Ragu-ragu dalam mengambil keputusan. Itulah hikmah yang dapat kuambil dari kejadian ini. Ya, memang selama ini aku seringkali ragu untuk bertindak. Keraguan itu seringkali muncul di kala aku harus mengambil keputusan dengan cepat. Aku terlalu banyak pertimbangan, pemikiran. Ya, yang jelas aku masih saja bimbang dan terlalu lama dalam mengambil keputusan.

Suatu hal yang sangat penting dan menjadi sebuah prinsip dalam hidup merupakan pedoman yang penting untuk dihayati dan diterapkan. Tak mudah memang untuk mencapainya, tapi aku yakin aku bisa melakukannya.

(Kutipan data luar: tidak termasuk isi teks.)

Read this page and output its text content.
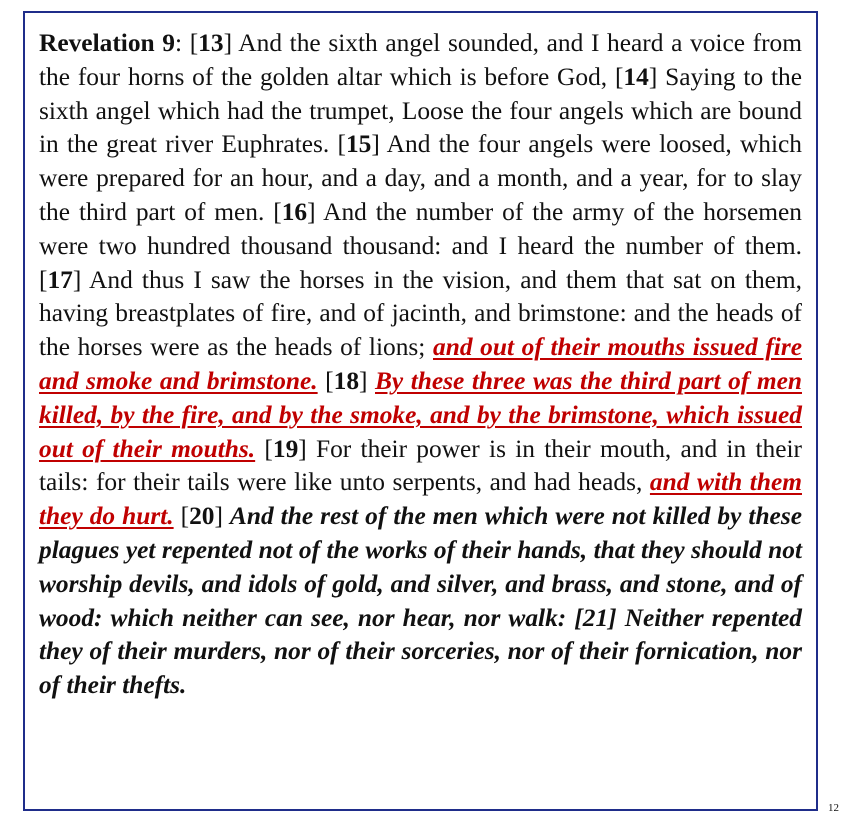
Revelation 9: [13] And the sixth angel sounded, and I heard a voice from the four horns of the golden altar which is before God, [14] Saying to the sixth angel which had the trumpet, Loose the four angels which are bound in the great river Euphrates. [15] And the four angels were loosed, which were prepared for an hour, and a day, and a month, and a year, for to slay the third part of men. [16] And the number of the army of the horsemen were two hundred thousand thousand: and I heard the number of them. [17] And thus I saw the horses in the vision, and them that sat on them, having breastplates of fire, and of jacinth, and brimstone: and the heads of the horses were as the heads of lions; and out of their mouths issued fire and smoke and brimstone. [18] By these three was the third part of men killed, by the fire, and by the smoke, and by the brimstone, which issued out of their mouths. [19] For their power is in their mouth, and in their tails: for their tails were like unto serpents, and had heads, and with them they do hurt. [20] And the rest of the men which were not killed by these plagues yet repented not of the works of their hands, that they should not worship devils, and idols of gold, and silver, and brass, and stone, and of wood: which neither can see, nor hear, nor walk: [21] Neither repented they of their murders, nor of their sorceries, nor of their fornication, nor of their thefts.

12
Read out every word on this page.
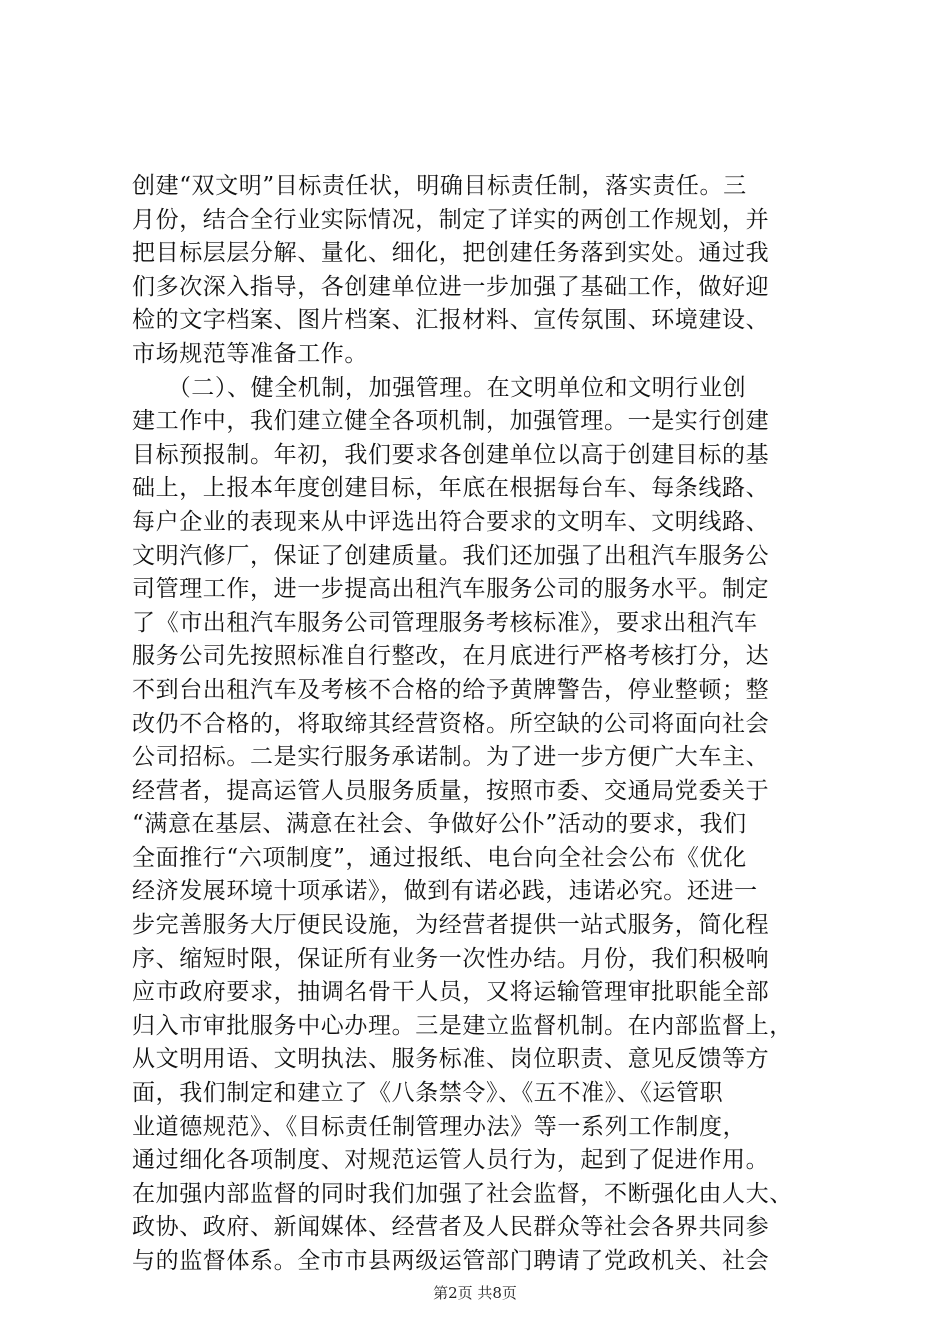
创建“双文明”目标责任状，明确目标责任制，落实责任。三
月份，结合全行业实际情况，制定了详实的两创工作规划，并
把目标层层分解、量化、细化，把创建任务落到实处。通过我
们多次深入指导，各创建单位进一步加强了基础工作，做好迎
检的文字档案、图片档案、汇报材料、宣传氛围、环境建设、
市场规范等准备工作。
　　（二）、健全机制，加强管理。在文明单位和文明行业创
建工作中，我们建立健全各项机制，加强管理。一是实行创建
目标预报制。年初，我们要求各创建单位以高于创建目标的基
础上，上报本年度创建目标，年底在根据每台车、每条线路、
每户企业的表现来从中评选出符合要求的文明车、文明线路、
文明汽修厂，保证了创建质量。我们还加强了出租汽车服务公
司管理工作，进一步提高出租汽车服务公司的服务水平。制定
了《市出租汽车服务公司管理服务考核标准》，要求出租汽车
服务公司先按照标准自行整改，在月底进行严格考核打分，达
不到台出租汽车及考核不合格的给予黄牌警告，停业整顿；整
改仍不合格的，将取缔其经营资格。所空缺的公司将面向社会
公司招标。二是实行服务承诺制。为了进一步方便广大车主、
经营者，提高运管人员服务质量，按照市委、交通局党委关于
“满意在基层、满意在社会、争做好公仆”活动的要求，我们
全面推行“六项制度”，通过报纸、电台向全社会公布《优化
经济发展环境十项承诺》，做到有诺必践，违诺必究。还进一
步完善服务大厅便民设施，为经营者提供一站式服务，简化程
序、缩短时限，保证所有业务一次性办结。月份，我们积极响
应市政府要求，抽调名骨干人员，又将运输管理审批职能全部
归入市审批服务中心办理。三是建立监督机制。在内部监督上，
从文明用语、文明执法、服务标准、岗位职责、意见反馈等方
面，我们制定和建立了《八条禁令》、《五不准》、《运管职
业道德规范》、《目标责任制管理办法》等一系列工作制度，
通过细化各项制度、对规范运管人员行为，起到了促进作用。
在加强内部监督的同时我们加强了社会监督，不断强化由人大、
政协、政府、新闻媒体、经营者及人民群众等社会各界共同参
与的监督体系。全市市县两级运管部门聘请了党政机关、社会
第2页 共8页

Untuk masa depan yang lebih baik, aku harus bisa mengelola emosi secara stabil dan cepat serta tangkas dalam pengambilan keputusan. Berpikir dalam waktu yang singkat dan bertindak untuk mengambil keputusan secara cepat dan tepat.

Ya Alloh, luruskanlah langkah hamba saat hamba berkelok dari jalan lurus petunjuk-Mu. Ampuni dan tunjukkan hamba-Mu yang tak tahu arah ini pada jalan untuk menggapai ampunan-Mu dan ridho-Mu. Bimbinglah hamba-Mu untuk selalu berada dalam jalan yang Engkau ridhoi.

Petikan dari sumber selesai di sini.